Saturday, October 18, 2025

That's Rich

Regular readers know that I have never been the biggest fan of Frank Rich, but he is much better at reading the moment, in this piece, than the people who he observes are not able to.
Such, for me at least, was the takeaway from the scene that unfolded at the September 21 premiere of the new opera inspired by Michael Chabon’s Holocaust-haunted novel The Amazing Adventures of Kavalier & Clay. In keeping with tradition, the company’s general manager, Peter Gelb, appeared in front of the curtain before it went up to deliver a few welcoming remarks — albeit this time spiked with an impassioned paean to artistic freedom that drew a standing ovation.
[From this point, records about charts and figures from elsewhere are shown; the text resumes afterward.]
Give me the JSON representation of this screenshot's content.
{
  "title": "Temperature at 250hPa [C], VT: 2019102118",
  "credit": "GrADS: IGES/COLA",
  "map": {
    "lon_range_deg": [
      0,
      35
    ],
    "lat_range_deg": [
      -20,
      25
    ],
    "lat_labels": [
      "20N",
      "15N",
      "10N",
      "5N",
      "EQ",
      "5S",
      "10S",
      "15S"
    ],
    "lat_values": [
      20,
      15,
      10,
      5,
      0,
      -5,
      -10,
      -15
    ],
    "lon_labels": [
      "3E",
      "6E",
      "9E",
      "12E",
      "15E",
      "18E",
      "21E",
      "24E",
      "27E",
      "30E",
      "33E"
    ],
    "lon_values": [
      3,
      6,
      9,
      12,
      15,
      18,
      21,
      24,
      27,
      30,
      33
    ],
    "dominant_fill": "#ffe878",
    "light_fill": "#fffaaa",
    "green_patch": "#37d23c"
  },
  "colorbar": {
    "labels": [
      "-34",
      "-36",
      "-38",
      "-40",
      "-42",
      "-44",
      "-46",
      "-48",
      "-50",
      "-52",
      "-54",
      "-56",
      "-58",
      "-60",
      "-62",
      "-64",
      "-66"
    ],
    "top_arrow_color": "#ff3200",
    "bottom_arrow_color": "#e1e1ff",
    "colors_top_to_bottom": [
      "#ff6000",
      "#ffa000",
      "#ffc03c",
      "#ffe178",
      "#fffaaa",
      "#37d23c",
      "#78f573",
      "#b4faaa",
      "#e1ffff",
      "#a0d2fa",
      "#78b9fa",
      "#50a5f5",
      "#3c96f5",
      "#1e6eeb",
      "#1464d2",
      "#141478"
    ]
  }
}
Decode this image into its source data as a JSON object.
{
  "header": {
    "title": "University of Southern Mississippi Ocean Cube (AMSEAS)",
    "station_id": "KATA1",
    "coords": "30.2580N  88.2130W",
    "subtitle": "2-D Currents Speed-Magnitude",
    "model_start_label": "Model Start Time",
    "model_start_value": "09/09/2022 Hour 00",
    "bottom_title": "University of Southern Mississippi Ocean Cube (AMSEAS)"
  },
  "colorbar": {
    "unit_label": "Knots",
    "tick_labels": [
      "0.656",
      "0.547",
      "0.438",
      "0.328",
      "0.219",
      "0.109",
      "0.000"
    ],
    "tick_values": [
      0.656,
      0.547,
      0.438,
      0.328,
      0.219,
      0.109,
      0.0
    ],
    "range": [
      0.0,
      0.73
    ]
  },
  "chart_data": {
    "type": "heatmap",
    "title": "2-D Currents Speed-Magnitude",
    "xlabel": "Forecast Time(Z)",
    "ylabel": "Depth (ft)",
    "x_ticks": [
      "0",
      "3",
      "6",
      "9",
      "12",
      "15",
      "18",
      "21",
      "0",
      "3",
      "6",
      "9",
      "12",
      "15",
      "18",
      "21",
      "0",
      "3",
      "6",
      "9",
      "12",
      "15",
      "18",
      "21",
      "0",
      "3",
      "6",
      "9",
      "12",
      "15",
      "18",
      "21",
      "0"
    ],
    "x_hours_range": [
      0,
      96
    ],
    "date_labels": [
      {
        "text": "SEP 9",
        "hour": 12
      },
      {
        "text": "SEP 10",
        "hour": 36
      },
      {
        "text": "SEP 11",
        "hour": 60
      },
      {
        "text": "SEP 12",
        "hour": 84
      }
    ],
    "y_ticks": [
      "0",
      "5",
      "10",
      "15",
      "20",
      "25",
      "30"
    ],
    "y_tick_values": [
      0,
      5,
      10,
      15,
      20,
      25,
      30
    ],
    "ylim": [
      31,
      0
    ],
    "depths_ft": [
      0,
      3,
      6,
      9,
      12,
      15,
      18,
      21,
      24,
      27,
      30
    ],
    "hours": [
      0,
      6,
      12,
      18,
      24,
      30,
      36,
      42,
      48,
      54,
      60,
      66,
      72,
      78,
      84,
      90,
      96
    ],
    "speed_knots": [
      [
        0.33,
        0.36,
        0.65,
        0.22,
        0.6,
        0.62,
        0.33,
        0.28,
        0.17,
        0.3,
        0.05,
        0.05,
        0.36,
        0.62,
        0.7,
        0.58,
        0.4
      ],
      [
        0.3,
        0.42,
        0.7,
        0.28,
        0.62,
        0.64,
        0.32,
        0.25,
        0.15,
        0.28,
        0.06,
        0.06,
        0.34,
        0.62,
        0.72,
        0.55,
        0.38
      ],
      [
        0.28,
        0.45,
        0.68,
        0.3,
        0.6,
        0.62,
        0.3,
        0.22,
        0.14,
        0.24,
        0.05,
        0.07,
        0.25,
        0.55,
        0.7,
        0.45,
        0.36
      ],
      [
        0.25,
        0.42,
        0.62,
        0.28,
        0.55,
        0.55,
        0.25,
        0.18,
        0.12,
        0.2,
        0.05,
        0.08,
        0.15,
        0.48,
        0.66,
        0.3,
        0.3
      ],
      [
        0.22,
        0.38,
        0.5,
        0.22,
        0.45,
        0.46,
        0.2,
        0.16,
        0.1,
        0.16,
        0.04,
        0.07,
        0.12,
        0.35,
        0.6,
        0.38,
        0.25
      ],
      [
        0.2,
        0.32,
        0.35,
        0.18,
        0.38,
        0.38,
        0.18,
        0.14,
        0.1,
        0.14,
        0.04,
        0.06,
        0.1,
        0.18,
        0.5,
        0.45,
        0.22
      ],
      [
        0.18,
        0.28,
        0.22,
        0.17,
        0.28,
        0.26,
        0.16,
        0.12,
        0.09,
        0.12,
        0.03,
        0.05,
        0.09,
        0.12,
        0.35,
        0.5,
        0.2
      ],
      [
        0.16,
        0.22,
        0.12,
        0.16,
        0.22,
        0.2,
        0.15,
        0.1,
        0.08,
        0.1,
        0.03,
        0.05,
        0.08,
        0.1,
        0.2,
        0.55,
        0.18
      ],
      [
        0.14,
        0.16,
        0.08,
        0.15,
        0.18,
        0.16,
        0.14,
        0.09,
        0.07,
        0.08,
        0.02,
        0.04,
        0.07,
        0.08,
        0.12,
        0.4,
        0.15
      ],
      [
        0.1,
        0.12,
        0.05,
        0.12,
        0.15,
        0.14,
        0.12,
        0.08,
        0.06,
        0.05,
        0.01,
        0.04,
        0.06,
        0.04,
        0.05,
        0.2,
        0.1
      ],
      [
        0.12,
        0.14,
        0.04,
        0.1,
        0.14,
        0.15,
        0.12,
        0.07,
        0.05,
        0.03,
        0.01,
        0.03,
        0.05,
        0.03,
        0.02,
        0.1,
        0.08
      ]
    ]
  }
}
Once he finished, an unexpected player popped out of the wings: Chuck Schumer, the most powerful Democrat in Washington and the most durable lion of Democratic politics in New York. Why was he there? Not for the opera. He breezed on- and offstage with the casual affect of someone dropping by before a round of pickleball. He had come to pander to the mishpocheh on the safe turf of the Upper West Side. In his brief remarks, he gave the same vow to protect artistic freedom Gelb just had, name-checking Jimmy Kimmel for good measure. But this time the audience did not cheer. “Do something about it!” shouted a heckler from a perch on high. Waves of boos followed, drowning out some light applause and implicitly giving Schumer the hook.

Not a single word he said was in any way objectionable. The jeers were for the messenger, not the message.
Not Schumer's biggest fan, either, but I still give him credit for being a politician who actually likes to go out and greet the people, even if he talks more than he listens.